Doch es sollte noch schlimmer kommen. 2024 erfolgte eine "Überplanung" von Phoenix, Verträge (etwa mit Baden-Württembergs Schulen) wurden abgeschlossen, ohne sie satzungsgemäß dem Verwaltungsrat zur Befassung und Entscheidung vorzulegen. Dataport und der Rechnungshof sind hier unterschiedlicher Meinung, was den Staatsvertrag und die Pflicht zur Beteiligung des Verwaltungsrates angeht.
Verträge schließen, ohne Leistungen erbringen zu können?
"Letztlich konnten die für September 2024 (...) vertraglich vereinbarten Leistungen von Dataport nicht vertragsgemäß erbracht werden," so der Rechnungshof, der auch die Informationsstrategie von Dataport kritisiert und die AöR auffordert, zukünftig "bei großen IT-Vorhaben künftig engmaschiger zu informieren." Im konkreten Fall sei mit "finanziellem Aufwand" zur "Auflösung der vertraglichen Verpflichtungen" in Millionenhöhe zu rechnen.

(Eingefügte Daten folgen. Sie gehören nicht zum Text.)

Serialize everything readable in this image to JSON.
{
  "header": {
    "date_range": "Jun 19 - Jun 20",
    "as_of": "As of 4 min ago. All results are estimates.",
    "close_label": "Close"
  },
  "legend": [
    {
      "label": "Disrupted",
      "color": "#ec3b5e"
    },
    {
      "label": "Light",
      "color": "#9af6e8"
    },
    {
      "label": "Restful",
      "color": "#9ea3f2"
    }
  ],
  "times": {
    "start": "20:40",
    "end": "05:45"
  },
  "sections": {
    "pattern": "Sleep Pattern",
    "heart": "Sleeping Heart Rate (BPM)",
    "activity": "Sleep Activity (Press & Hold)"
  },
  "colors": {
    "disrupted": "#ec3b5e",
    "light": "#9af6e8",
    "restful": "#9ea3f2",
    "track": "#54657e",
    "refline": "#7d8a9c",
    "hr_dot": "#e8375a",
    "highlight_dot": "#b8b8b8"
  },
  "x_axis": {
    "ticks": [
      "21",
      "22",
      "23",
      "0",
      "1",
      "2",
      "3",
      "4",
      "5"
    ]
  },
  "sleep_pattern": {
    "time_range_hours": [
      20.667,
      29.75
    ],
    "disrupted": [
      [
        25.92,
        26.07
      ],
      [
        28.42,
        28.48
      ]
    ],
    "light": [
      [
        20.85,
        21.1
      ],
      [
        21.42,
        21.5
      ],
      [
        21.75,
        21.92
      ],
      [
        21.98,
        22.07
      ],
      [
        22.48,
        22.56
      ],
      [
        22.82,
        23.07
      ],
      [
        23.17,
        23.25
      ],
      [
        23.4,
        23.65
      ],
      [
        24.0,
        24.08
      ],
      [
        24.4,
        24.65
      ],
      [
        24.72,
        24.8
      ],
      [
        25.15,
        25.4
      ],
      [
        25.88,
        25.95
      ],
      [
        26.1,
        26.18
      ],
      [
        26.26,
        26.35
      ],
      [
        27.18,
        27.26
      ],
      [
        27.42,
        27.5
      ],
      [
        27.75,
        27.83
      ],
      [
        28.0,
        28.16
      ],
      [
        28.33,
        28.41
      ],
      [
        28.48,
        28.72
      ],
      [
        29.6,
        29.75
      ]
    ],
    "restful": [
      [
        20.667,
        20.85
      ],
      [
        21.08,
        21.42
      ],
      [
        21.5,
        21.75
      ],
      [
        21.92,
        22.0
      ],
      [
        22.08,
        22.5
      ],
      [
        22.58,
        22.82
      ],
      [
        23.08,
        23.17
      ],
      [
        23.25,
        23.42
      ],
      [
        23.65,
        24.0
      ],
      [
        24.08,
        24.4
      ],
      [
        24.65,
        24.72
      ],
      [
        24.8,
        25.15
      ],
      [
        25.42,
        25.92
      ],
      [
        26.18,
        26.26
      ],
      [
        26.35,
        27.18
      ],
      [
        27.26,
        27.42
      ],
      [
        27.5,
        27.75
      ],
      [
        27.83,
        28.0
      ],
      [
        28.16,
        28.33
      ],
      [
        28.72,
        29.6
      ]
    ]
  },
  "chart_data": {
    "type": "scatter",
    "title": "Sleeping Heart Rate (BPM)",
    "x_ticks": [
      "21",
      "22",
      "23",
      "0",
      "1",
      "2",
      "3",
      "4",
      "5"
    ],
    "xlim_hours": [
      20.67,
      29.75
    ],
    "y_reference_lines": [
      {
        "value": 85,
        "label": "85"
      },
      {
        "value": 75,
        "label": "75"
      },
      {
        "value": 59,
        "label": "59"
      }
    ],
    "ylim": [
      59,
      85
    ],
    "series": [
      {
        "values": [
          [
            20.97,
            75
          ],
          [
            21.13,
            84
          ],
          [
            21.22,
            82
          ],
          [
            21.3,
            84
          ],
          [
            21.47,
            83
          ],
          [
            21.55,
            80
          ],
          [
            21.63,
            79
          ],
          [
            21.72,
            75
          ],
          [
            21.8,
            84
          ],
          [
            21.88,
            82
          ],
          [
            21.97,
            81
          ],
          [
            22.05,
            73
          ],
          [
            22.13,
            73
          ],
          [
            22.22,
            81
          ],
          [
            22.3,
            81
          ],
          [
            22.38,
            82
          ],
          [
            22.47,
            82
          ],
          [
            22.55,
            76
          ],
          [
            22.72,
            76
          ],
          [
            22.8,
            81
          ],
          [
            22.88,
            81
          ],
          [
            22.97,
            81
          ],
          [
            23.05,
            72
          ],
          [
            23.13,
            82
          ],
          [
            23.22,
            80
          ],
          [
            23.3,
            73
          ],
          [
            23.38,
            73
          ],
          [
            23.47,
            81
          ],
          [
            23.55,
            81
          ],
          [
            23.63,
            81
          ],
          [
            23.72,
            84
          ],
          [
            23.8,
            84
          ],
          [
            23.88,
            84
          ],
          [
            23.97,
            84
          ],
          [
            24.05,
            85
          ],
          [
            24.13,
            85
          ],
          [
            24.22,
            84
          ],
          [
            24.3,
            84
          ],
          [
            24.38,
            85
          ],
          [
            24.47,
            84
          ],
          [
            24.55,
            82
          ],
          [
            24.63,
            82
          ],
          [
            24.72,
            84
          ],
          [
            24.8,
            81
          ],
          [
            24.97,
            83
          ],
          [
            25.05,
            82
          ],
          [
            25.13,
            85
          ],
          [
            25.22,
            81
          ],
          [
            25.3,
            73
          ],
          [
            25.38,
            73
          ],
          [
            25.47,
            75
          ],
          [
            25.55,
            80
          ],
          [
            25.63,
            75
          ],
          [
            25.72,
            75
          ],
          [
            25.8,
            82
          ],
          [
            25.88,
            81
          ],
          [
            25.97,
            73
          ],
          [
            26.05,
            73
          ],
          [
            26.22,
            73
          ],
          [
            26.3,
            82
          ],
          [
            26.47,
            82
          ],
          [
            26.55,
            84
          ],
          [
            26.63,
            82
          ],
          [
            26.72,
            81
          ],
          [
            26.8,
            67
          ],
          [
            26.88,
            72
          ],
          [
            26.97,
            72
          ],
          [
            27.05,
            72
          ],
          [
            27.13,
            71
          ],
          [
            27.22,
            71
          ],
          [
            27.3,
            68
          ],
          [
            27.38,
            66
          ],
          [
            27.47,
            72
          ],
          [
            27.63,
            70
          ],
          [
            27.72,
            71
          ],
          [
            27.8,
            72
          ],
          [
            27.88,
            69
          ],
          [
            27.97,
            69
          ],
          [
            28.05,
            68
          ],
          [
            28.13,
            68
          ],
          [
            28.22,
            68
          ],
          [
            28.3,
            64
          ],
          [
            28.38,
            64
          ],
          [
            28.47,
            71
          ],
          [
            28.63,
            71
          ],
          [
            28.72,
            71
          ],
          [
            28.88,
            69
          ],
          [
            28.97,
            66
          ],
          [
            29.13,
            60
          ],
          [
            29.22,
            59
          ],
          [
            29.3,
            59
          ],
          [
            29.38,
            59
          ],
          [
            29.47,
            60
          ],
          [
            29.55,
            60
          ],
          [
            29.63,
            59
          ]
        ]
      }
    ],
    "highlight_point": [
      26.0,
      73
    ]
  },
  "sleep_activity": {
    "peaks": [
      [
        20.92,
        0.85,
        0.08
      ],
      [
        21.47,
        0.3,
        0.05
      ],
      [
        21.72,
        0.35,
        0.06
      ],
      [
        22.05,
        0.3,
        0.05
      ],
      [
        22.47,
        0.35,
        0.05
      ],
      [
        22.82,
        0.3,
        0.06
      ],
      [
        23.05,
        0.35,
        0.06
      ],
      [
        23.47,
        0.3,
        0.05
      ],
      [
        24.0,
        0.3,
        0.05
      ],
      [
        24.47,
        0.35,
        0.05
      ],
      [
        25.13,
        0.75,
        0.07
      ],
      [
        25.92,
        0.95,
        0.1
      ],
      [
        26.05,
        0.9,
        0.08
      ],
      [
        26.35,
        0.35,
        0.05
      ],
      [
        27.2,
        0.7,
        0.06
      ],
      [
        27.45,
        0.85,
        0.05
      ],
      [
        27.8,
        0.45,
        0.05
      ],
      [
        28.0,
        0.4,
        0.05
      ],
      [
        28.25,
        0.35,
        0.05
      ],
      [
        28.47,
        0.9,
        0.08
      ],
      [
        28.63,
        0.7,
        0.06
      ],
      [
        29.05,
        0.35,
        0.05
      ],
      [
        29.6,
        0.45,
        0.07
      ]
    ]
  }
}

Als schallende Ohrfeige muss der im Absatz 165 aufgeführte Hinweis des Rechnungshofes gewertet werden, vor allem nach Anführung von § 11 oben (Führung nach kaufmännischen Grundsätzen und wirtschaftlichen Gesichtspunkten):
"Unter Berücksichtigung eines gerade bei Innovationsprojekten hinsichtlich erforderlicher Lernprozesse benötigten angemessenen Spielraums hat der Rechnungshof Dataport aufgefordert, Verträge nur abzuschließen, wenn deren Chancen und Risiken hinreichend analysiert und bewertet worden sind."